Thursday, October 13, 2005

....a sage and a mentor

Eugene Peterson is probably best known for his modern translation of the Bible, The Message. Bono (U2) was asked about his favorite reading materials: "...there's a translation of Scriptures -- the New Testament and the Books of Wisdom -- that this guy Eugene Peterson has undertaken. It has been a great strength to me. He's a poet and a scholar, and he's brought the text back to the tone in which the books were written."

I have been reading a series of pastoral books Peterson has written. His book, The Contemplative Pastor is full of insights. He says that busyness is a hindrance for pastoral ministry... and that the calendar is always given ultimate authority... busyness can also be an ego driven impulse, because if we are busy we are important...

In a recent interview with Peterson, he was ask if spirituality is about becoming emotionally intimate with God. He says this is a naïve idea…”This promise of intimacy is both right and wrong. There is an intimacy with God, but it's like any other intimacy; it's part of the fabric of your life. In marriage you don't feel intimate most of the time. Nor with a friend. Intimacy isn't primarily a mystical emotion. It's a way of life, a life of openness, honesty, a certain transparency”.

When asked about evangelicals telling people they can have a "personal relationship with God" and this suggesting a certain type of spiritual intimacy, he responded,

“All these words get so screwed up in our society. If intimacy means being open and honest and authentic, so I don't have veils, or I don't have to be defensive or in denial of who I am, that's wonderful. But in our culture, intimacy usually has sexual connotations, with some kind of completion. So I want intimacy because I want more out of life. Very seldom does it have the sense of sacrifice or giving or being vulnerable. Those are two different ways of being intimate. And in our American vocabulary intimacy usually has to do with getting something from the other. That just screws the whole thing up.”

“I don't want to suggest that those of us who are following Jesus don't have any fun, that there's no joy, no exuberance, no ecstasy. They're just not what the consumer thinks they are.

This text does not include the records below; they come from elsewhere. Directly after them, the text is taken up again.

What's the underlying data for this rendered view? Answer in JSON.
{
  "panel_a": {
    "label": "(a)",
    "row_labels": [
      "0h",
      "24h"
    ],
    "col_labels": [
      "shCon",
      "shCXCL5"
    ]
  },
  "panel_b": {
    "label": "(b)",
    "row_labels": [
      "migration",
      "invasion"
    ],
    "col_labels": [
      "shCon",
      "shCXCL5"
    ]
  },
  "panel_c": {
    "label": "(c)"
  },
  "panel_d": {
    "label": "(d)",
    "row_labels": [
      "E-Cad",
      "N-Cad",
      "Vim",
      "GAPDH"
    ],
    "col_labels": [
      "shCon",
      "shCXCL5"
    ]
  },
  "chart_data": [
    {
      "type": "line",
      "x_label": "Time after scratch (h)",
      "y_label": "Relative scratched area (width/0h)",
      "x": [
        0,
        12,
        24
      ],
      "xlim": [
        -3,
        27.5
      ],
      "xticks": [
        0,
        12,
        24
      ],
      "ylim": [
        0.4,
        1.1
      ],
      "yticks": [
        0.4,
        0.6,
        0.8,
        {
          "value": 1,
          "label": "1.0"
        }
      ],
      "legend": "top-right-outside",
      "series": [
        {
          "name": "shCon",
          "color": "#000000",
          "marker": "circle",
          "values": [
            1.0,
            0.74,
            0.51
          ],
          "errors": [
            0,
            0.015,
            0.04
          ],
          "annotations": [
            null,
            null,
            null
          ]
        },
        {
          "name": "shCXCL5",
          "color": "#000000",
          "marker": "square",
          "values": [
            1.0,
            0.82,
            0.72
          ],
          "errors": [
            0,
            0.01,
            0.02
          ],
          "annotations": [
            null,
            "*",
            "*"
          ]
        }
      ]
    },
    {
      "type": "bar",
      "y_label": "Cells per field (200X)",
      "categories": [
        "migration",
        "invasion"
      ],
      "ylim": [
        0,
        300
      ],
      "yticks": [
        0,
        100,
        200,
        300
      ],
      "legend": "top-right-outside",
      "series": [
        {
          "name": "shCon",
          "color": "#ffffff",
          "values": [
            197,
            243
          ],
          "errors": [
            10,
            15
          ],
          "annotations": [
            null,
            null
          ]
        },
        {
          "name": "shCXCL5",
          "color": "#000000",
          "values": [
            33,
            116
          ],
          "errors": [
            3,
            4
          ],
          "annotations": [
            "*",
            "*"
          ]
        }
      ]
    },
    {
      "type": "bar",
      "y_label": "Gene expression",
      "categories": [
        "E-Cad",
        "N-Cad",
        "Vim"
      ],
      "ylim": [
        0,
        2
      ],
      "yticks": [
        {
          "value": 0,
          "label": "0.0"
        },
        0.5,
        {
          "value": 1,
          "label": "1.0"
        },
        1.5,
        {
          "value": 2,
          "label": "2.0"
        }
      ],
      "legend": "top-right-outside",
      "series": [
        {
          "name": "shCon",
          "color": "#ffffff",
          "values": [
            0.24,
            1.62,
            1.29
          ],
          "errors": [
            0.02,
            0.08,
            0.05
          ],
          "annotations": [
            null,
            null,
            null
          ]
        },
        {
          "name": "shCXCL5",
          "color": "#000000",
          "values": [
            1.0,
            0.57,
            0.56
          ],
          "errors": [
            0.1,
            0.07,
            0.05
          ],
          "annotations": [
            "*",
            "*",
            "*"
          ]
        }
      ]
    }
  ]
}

When we advertise the gospel in terms of the world's values, we lie to people. We lie to them, because this is a new life. It involves following Jesus. It involves the Cross. It involves death, an acceptable sacrifice. We give up our lives. The Gospel of Mark is so graphic this way. The first half of the Gospel is Jesus showing people how to live. He's healing everybody. Then right in the middle, he shifts. He starts showing people how to die: "Now that you've got a life, I'm going to show you how to give it up." That's the whole spiritual life. It's learning how to die. And as you learn how to die, you start losing all your illusions, and you start being capable now of true intimacy and love. It involves a kind of learned passivity, so that our primary mode of relationship is receiving, submitting, instead of giving and getting and doing. We don't do that very well. We're trained to be assertive, to get, to apply, or to consume and to perform.”

I love this man, he is a sage and a mentor. I am also reading his latest offering, Christ Plays in Ten Thousand Places.